The international developments brought on by the war dovetail even more closely with Putin’s long-held ambitions. Minsk’s involvement in the aggression against Ukraine has sealed Belarus’s isolation from the West and pushed the country into unprecedented integration with Russia—with little pressure required from Moscow. Meanwhile, Europe’s loss of access to cheap Russian gas is a permanent thorn in the side of trans-Atlantic unity, potentially creating new sources of tension between Europe and the United States.

The freezing of the Russian Central Bank’s foreign reserves has flamed fears around the globe that Washington and Brussels will weaponize their currencies for other purposes. Russia’s war has also created a new bone of contention between the West and China. Many developing countries have seized on it to be more assertive toward the United States and Europe.

In reality, of course, none of these developments are as straightforward as they may look to Putin—and their costs for Russia are immense. But the key lesson he has drawn from Russian history is that if you want to achieve something worthy in such a vast and disorganized country, the cost will inevitably be high. While the losses will fade with time, the achievements will be remembered by later generations. And even if the costs are high, Putin has not found anything that can rival the war in its destructive efficiency for shaping the history of Russia and the world.

In contrast, Putin himself has little to gain from stopping the war any time soon, especially if the Ukrainian counteroffensive proves successful. Sure, ending the war would save thousands of lives, significantly relieve the pressure on the Russian economy and society, allow Russia to stabilize its international position, and so on. But for Putin personally, putting a stop to the conflict would be a disaster for his position in Russian domestic politics and history.

No matter how repressive the Russian regime has become, ending the war would inevitably prompt public reflection. There would be many questions about the invasion’s purposes, its high cost, and whether the result justified that cost. Moreover, Putin would have to face those questions in a situation where it would no longer be possible to justify harsher repression by citing the exceptional circumstances of war.

Regardless of how worn-out Russians may be, therefore, Putin will stick to his selective perception of reality, looking for reasons for and ways to further escalate his addictive crusade against the current world order. Putin has not even made any bones about his intentions: His key decisions over the past months—from tightening the military draft system to massively investing in weapons production—clearly indicate that he is bracing his country for a long war. It is hard to see how the upcoming Ukrainian counteroffensive could affect these calculations, regardless of how successful it turns out to be.

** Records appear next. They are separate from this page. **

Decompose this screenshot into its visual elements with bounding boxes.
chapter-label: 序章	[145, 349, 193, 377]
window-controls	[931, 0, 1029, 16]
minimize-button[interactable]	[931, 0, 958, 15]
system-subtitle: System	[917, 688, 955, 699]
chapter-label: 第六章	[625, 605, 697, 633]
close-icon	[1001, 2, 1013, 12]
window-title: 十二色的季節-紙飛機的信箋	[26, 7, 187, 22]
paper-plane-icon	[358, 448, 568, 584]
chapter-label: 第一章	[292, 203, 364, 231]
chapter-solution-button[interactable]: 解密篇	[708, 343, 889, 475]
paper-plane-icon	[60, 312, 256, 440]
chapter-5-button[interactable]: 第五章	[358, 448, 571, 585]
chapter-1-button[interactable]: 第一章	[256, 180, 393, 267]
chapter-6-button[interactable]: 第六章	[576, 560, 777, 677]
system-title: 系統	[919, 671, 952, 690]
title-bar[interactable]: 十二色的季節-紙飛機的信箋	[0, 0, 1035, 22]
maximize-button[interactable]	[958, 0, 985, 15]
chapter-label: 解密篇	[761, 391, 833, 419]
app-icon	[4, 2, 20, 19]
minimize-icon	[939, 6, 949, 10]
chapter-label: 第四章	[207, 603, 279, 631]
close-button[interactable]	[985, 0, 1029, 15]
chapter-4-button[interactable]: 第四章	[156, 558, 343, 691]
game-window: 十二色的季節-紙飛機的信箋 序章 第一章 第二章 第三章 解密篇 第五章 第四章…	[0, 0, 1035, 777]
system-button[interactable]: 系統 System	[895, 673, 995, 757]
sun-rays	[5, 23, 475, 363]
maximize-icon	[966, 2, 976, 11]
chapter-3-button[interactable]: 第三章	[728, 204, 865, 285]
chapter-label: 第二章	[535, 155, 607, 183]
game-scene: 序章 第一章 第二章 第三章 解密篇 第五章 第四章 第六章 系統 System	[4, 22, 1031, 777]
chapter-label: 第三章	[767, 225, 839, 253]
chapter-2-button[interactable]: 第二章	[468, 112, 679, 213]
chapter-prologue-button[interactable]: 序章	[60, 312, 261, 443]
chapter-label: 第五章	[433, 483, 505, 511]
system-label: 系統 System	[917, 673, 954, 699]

No one in Russia appears to be able to stop Putin, but that is not to say they are eager to continue his undertaking once he is out of the picture. Even then, Russia is unlikely to get a democratically inclined, let alone pro-Western leadership. Rather, Putin will most likely be succeeded by a group of his henchmen who share a similar world outlook, including his view of the West and Ukraine.

Still, even if autocratic and paranoid, the next Russian leadership is bound to be less oriented toward a single man at the top. It has been a consistent pattern in Russian and Soviet history that harsh autocratic rulers purged any potential rivals so thoroughly that their departure was inevitably followed by a less powerful, more collective leadership, with none of its members able to impose their whims on all the others. By the very fact of being a collective, Russia’s rulers after Putin will inevitably tread more cautiously, elaborate decisions more thoroughly, and react more rationally, especially on the issues related to the war.

This difference may prove decisive. Given the current state of ever-increasing tensions, it is worth pondering the question of who in Russia is more likely to press the nuclear button: a lonely autocrat obsessed with historical grandeur, or a group of gray apparatchiks bogged down in their internal squabbles? The wrong answer may cost us the planet.